David could not allow the culture of condemnation, criticism and cross-examination to continue, and had to change the climate into a healthy, positive, livable one. He argued that what they escaped, what they savaged and what they added were a gift from God (v 23). The 200 had done their best, stood the test and acted in faith. They were by the supplies from dusk until the evening of the next day’s battle (v 17).

Eventually, David generously shared the great spoil of animals, food and treasures not only among his men but also to the elders of Judah (v 26). People who lived to the north in Bethel and to the south in Ramoth Negev, Jerahmeelites and Kenites, too, received a gift. People lived in the mountains and across the river were not excluded. David shared with people of the shores and in the plains. In the process, he taught them an important lesson about not excluding others or glorifying oneself or his men, but including others and glorifying God (v 26).

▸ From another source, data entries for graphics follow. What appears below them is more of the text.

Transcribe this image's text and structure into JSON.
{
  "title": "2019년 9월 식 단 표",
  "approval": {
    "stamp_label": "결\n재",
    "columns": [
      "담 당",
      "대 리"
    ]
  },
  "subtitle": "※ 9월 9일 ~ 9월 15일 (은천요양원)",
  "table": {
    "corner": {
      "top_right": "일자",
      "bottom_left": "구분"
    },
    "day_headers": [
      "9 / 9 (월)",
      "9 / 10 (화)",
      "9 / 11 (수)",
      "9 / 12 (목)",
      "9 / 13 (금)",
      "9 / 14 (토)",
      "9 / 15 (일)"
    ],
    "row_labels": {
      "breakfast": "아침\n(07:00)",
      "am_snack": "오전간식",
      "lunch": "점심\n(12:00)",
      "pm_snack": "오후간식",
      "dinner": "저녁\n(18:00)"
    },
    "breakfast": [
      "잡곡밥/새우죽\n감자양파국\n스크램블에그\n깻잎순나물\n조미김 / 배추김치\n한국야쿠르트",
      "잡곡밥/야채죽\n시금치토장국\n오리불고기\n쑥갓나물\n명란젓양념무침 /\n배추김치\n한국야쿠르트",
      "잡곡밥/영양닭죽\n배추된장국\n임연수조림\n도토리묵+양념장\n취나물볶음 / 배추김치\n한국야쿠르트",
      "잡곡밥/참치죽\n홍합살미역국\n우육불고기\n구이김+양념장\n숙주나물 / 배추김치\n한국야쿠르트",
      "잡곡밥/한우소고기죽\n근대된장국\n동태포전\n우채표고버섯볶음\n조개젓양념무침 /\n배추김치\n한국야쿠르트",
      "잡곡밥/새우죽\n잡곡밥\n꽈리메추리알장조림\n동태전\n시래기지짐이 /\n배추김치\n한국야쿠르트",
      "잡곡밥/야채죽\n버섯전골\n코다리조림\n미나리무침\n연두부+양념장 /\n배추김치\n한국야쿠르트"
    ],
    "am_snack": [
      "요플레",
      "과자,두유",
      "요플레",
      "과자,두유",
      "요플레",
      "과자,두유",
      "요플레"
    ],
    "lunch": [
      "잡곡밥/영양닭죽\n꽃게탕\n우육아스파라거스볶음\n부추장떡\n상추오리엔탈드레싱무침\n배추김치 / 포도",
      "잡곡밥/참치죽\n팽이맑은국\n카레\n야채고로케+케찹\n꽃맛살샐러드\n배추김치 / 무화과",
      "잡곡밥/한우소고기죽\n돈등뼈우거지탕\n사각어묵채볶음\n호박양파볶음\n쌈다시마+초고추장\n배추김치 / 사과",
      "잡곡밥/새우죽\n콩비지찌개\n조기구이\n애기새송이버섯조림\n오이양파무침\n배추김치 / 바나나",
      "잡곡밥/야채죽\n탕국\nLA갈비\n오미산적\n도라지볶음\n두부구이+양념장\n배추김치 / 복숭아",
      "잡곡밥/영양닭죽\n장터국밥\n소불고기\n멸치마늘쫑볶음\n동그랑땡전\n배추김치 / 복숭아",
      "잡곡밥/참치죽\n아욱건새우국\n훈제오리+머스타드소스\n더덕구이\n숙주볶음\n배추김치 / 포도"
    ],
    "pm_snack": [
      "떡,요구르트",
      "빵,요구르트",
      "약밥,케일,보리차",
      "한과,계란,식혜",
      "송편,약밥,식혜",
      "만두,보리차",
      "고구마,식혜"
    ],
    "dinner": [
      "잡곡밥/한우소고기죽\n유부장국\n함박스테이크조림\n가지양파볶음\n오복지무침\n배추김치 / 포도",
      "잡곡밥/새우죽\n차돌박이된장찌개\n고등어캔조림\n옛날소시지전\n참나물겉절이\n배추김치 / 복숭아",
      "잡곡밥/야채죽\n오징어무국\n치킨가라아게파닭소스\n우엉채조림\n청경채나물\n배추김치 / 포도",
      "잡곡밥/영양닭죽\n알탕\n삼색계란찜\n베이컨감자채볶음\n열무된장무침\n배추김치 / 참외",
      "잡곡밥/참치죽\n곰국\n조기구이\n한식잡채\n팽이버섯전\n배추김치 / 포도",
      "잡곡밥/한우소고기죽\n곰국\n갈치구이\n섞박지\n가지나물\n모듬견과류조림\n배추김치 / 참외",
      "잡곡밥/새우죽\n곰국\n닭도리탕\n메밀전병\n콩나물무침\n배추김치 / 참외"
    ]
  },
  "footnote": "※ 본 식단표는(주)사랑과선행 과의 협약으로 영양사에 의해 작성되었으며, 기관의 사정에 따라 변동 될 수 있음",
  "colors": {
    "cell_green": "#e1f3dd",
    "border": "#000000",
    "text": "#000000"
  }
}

Conclusion: Do you seek God’s guidance under all circumstances, show God’s grace at all times, and share God’s generosity to all people? A line from the movie “The Princess Bride” says: “Life is pain. Anyone who says differently is selling you something.” Life is not a crystal ball, a Hollywood ending, or a safety net. It is a school of hard knocks and even cheap shots. Jesus said, “Come to me, all you who are weary and burdened, and I will give you rest. Take my yoke upon you and learn from me, for I am gentle and humble in heart, and you will find rest for your souls. For my yoke is easy and my burden is light” (Matt 11:28-30). Is your concern about how you get into a situation or what you can get out of it? Is your focus on what you hear about or who to listen to? Is your priority on how people behave or how you conduct yourself?